32 Bu nedenle İsrailliler bugün bile uyluk kemiğinin üzerindeki siniri yemezler. Çünkü Yakup'un uyluk kemiğinin başındaki sinire çarpılmıştı.
1 (H32:2)Jaakob jatkoi matkaansa, ja häntä vastaan tuli Jumalan enkeleitä.
3 (H32:4)Jaakob lähetti sananviejiä edellään veljensä Esaun luo Seirin tienoille Edomin maahan
7 (H32:8)Jaakob pelästyi ja hätääntyi kovin. Hän jakoi väen, joka hänellä oli mukanaan, samoin lampaat ja vuohet, nautakarjan ja kamelit kahdeksi joukoksi,
10 (H32:11)Minä en ole ansainnut sitä suurta hyvyyttä ja armoa, jota olet osoittanut mi- nulle, palvelijallesi. Pelkkä sauva kädessäni minä aikoinani tulin yli Jordanin, ja nyt on minulle karttunut väkeä ja karjaa kahden suuren joukon ver- ran.
11 (H32:12)Pelasta minut veljeni Esaun käsistä! Minä pelkään, että hän tappaa minut ja meidät kaikki, äitejä ja lapsia myöten.
13 (H32:14)Ja Jaakob jäi sinne siksi yöksi. Sitten Jaakob erotti omaisuudestaan lahjaksi veljel- leen Esaulle
14 (H32:15)kaksisataa vuohta ja kaksikymmentä pukkia, kaksisataa emolammasta ja kaksikymmentä pässiä,
15 (H32:16)kolmekymmentä imettävää kamelia ja niiden varsat, neljäkymmentä lehmää ja kymmenen härkää, kaksikymmentä aasintammaa ja kymmenen aasioritta.
21 (H32:22)Hänen lahjaksi erottamansa karja lähti jatkamaan matkaa hänen edellään, mutta hän itse jäi yöksi leiriinsä.
22 (H32:23)Samana yönä Jaakob otti mukaan molemmat vaimonsa, molemmat orjattarensa ja kaikki yksitoista poikaansa ja kulki kahlaamon kohdalta Jabbokin yli.
23 (H32:24)Saatettuaan heidät ensin vastarannalle hän käski kuljettaa yli myös kaiken omaisuutensa.

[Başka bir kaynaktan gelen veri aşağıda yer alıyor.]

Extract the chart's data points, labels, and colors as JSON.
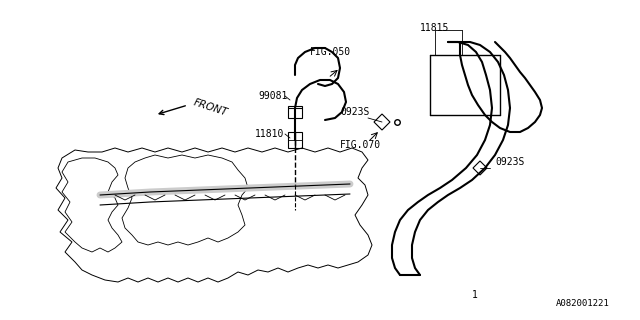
{
  "bg_color": "#ffffff",
  "line_color": "#000000",
  "fig_width": 6.4,
  "fig_height": 3.2,
  "dpi": 100,
  "label_texts": {
    "FIG050": "FIG.050",
    "99081": "99081",
    "11810": "11810",
    "FIG070": "FIG.070",
    "11815": "11815",
    "0923S_top": "0923S",
    "0923S_bot": "0923S",
    "FRONT": "FRONT",
    "watermark": "A082001221",
    "num1": "1"
  },
  "label_fontsize": 7,
  "watermark_fontsize": 6.5,
  "front_fontsize": 7.5
}
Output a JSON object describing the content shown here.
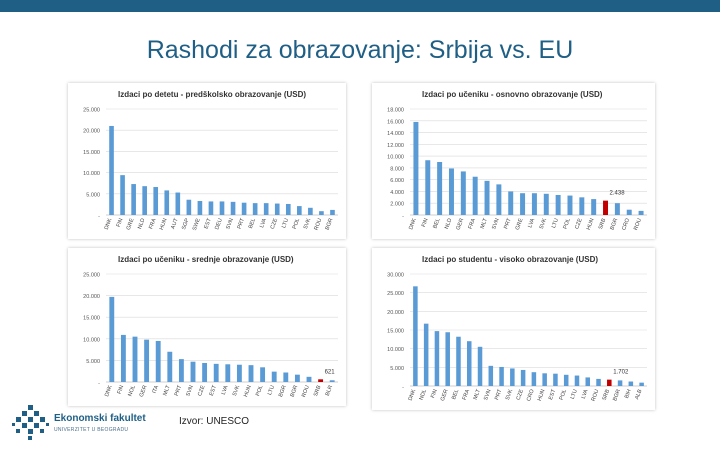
{
  "slide": {
    "title": "Rashodi za obrazovanje: Srbija vs. EU",
    "source": "Izvor: UNESCO"
  },
  "logo": {
    "name": "Ekonomski fakultet",
    "subtitle": "UNIVERZITET U BEOGRADU"
  },
  "colors": {
    "bar": "#5b9bd5",
    "highlight": "#c00000",
    "top_bar": "#1f5f86",
    "title": "#1f5f86",
    "grid": "#d9d9d9"
  },
  "chart_data": [
    {
      "type": "bar",
      "title": "Izdaci po detetu - predškolsko obrazovanje (USD)",
      "categories": [
        "DNK",
        "FIN",
        "GRE",
        "NLD",
        "FRA",
        "HUN",
        "AUT",
        "SGP",
        "SWE",
        "EST",
        "DEU",
        "SVN",
        "PRT",
        "BEL",
        "LVA",
        "CZE",
        "LTU",
        "POL",
        "SVK",
        "ROU",
        "BGR"
      ],
      "values": [
        21000,
        9400,
        7300,
        6800,
        6600,
        5800,
        5300,
        3600,
        3300,
        3200,
        3200,
        3100,
        2900,
        2800,
        2800,
        2700,
        2600,
        2100,
        1700,
        900,
        1200
      ],
      "yticks": [
        "25.000",
        "20.000",
        "15.000",
        "10.000",
        "5.000",
        "-"
      ],
      "ylim": [
        0,
        25000
      ],
      "xlabel": "",
      "ylabel": "",
      "highlight": [],
      "annotation": null
    },
    {
      "type": "bar",
      "title": "Izdaci po učeniku - osnovno obrazovanje (USD)",
      "categories": [
        "DNK",
        "FIN",
        "BEL",
        "NLD",
        "GER",
        "FRA",
        "MLT",
        "SVN",
        "PRT",
        "GRE",
        "LVA",
        "SVK",
        "LTU",
        "POL",
        "CZE",
        "HUN",
        "SRB",
        "BGR",
        "CRO",
        "ROU"
      ],
      "values": [
        15800,
        9300,
        9000,
        7900,
        7400,
        6500,
        5800,
        5200,
        4000,
        3700,
        3700,
        3600,
        3400,
        3300,
        3000,
        2700,
        2438,
        2000,
        900,
        700
      ],
      "yticks": [
        "18.000",
        "16.000",
        "14.000",
        "12.000",
        "10.000",
        "8.000",
        "6.000",
        "4.000",
        "2.000",
        "-"
      ],
      "ylim": [
        0,
        18000
      ],
      "xlabel": "",
      "ylabel": "",
      "highlight": [
        16
      ],
      "annotation": "2.438"
    },
    {
      "type": "bar",
      "title": "Izdaci po učeniku - srednje obrazovanje (USD)",
      "categories": [
        "DNK",
        "FIN",
        "NOL",
        "GER",
        "ITA",
        "MLT",
        "PRT",
        "SVN",
        "CZE",
        "EST",
        "LVA",
        "SVK",
        "HUN",
        "POL",
        "LTU",
        "BGR",
        "BGR",
        "ROU",
        "SRB",
        "BLR"
      ],
      "values": [
        19700,
        10900,
        10500,
        9800,
        9500,
        7000,
        5300,
        4700,
        4400,
        4200,
        4100,
        4000,
        3900,
        3400,
        2400,
        2200,
        1700,
        1200,
        621,
        400
      ],
      "yticks": [
        "25.000",
        "20.000",
        "15.000",
        "10.000",
        "5.000",
        "-"
      ],
      "ylim": [
        0,
        25000
      ],
      "xlabel": "",
      "ylabel": "",
      "highlight": [
        18
      ],
      "annotation": "621"
    },
    {
      "type": "bar",
      "title": "Izdaci po studentu - visoko obrazovanje (USD)",
      "categories": [
        "DNK",
        "NDL",
        "FIN",
        "GER",
        "BEL",
        "FRA",
        "MLT",
        "SVN",
        "PRT",
        "SVK",
        "CZE",
        "CRO",
        "HUN",
        "EST",
        "POL",
        "LTU",
        "LVA",
        "ROU",
        "SRB",
        "BGR",
        "BIH",
        "ALB"
      ],
      "values": [
        26700,
        16700,
        14700,
        14400,
        13200,
        12000,
        10500,
        5400,
        5100,
        4700,
        4300,
        3700,
        3400,
        3300,
        3000,
        2800,
        2300,
        1900,
        1702,
        1500,
        1200,
        900
      ],
      "yticks": [
        "30.000",
        "25.000",
        "20.000",
        "15.000",
        "10.000",
        "5.000",
        "-"
      ],
      "ylim": [
        0,
        30000
      ],
      "xlabel": "",
      "ylabel": "",
      "highlight": [
        18
      ],
      "annotation": "1.702"
    }
  ]
}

24 (H32:25)Vain Jaakob itse jäi toiselle rannalle. Siellä muuan mies paini hänen kanssaan aamunsarastukseen saakka.
25 (H32:26)Kun mies huomasi, ettei päässyt voitolle, hän iski Jaakobia nivustaipeeseen, niin että Jaakobin lonkka nyrjähti hänen kamppaillessaan miehen kanssa.
31 (H32:32)Aurinko nousi, ja hän jatkoi matkaansa Penuelista eteenpäin ontuen lonkkaansa.
32 (H32:33)Tämän vuoksi israelilaiset eivät tänäkään päivänä syö reisijännettä, joka on nivustaipeen päällä. Mies oli iskenyt Jaakobia tähän jänteeseen.